Fractional Hilbert transform extensions and associated analytic signal construction

•We propose a generalized construction of the analytic signal (AS) using the fractional Hilbert transform (FrHT).•We propose a functional generalization of the FrHT called the generalized-phase HT (GPHT), using which shares many properties of the FrHT.•Using the GPHT we construct a further generalization of the AS called the generalized-phase analytic signal (GPAS).•We also investigate the duality between analyticity and causality to arrive at representation of causal signal in terms of FrHT/GPHT.•We develop a secure multi-key single-sideband modulation scheme and analyze its performance in noise and sensitivity to security-key perturbations.

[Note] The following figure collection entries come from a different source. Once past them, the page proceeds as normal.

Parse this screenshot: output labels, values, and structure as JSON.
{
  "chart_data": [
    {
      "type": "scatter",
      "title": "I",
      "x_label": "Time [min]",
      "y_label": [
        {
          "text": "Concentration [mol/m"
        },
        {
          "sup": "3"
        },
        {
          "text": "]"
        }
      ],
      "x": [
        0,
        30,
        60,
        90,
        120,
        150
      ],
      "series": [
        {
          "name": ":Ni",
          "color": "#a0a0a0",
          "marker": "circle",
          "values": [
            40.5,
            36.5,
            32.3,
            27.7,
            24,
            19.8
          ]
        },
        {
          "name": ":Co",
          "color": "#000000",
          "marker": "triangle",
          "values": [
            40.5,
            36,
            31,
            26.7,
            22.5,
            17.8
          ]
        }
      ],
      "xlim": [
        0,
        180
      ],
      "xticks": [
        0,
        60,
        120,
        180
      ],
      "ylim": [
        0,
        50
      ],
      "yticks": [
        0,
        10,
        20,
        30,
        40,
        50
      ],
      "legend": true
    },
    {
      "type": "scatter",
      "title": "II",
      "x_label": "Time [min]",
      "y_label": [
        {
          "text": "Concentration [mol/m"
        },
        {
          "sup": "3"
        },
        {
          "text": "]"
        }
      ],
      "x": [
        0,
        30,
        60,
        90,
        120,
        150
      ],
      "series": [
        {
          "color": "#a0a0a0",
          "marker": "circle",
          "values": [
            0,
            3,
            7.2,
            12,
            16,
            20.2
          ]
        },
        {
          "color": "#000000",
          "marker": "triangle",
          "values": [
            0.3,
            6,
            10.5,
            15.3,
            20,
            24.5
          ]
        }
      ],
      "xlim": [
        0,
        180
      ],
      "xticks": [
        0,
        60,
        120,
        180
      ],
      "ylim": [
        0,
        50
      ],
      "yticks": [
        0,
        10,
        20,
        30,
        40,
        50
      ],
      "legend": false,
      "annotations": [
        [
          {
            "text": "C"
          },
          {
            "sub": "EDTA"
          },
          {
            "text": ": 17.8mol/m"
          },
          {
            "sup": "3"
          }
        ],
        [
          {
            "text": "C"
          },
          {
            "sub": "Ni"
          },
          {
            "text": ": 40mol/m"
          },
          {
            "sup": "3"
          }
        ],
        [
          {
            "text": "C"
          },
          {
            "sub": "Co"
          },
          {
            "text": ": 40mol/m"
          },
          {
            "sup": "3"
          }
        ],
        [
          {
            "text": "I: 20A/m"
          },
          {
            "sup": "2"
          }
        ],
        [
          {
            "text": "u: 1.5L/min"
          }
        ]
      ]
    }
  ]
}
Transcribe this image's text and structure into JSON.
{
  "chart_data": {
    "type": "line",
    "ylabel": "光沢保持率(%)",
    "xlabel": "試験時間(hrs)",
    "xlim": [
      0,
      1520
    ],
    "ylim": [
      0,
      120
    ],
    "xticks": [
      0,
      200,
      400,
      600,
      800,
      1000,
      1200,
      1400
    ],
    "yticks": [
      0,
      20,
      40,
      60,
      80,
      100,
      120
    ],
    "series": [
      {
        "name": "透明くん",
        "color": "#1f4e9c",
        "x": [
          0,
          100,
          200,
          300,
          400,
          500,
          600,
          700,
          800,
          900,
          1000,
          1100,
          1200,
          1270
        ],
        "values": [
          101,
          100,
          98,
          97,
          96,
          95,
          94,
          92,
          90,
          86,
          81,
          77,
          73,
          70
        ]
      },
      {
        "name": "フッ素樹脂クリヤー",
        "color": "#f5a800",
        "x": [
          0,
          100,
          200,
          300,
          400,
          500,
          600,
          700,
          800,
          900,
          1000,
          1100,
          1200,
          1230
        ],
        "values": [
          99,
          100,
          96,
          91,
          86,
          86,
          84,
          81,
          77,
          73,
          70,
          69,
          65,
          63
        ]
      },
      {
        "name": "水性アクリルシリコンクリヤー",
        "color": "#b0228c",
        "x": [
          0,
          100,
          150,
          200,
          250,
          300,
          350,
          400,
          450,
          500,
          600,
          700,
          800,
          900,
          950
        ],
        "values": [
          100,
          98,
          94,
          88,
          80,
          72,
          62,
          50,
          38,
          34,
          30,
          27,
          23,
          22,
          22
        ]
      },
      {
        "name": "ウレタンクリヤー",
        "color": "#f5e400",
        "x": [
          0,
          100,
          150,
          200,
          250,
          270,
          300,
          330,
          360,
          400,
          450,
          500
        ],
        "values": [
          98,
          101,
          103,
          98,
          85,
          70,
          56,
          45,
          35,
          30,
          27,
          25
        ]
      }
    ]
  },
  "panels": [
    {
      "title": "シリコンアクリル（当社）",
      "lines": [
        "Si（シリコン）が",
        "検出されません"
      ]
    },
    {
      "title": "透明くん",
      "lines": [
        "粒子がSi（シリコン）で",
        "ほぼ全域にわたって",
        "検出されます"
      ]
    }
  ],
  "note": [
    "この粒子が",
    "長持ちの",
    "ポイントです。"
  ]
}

The analytic signal (AS) was proposed by Gabor as a complex signal corresponding to a given real signal. The AS has a one-sided spectrum and gives rise to meaningful spectral averages. The Hilbert transform (HT) is a key component in Gabor's AS construction. We generalize the construction methodology by employing the fractional Hilbert transform (FrHT), without going through the standard fractional Fourier transform (FrFT) route. We discuss some properties of the fractional Hilbert operator and show how decomposition of the operator in terms of the identity and the standard Hilbert operators enables the construction of a family of analytic signals. We show that these analytic signals also satisfy Bedrosian-type properties and that their time–frequency localization properties are unaltered. We also propose a generalized-phase AS (GPAS) using a generalized-phase Hilbert transform (GPHT). We show that the GPHT shares many properties of the FrHT, in particular, selective highlighting of singularities, and a connection with Lie groups. We also investigate the duality between analyticity and causality concepts to arrive at a representation of causal signals in terms of the FrHT and GPHT. On the application front, we develop a secure multi-key single-sideband (SSB) modulation scheme and analyze its performance in noise and sensitivity to security key perturbations.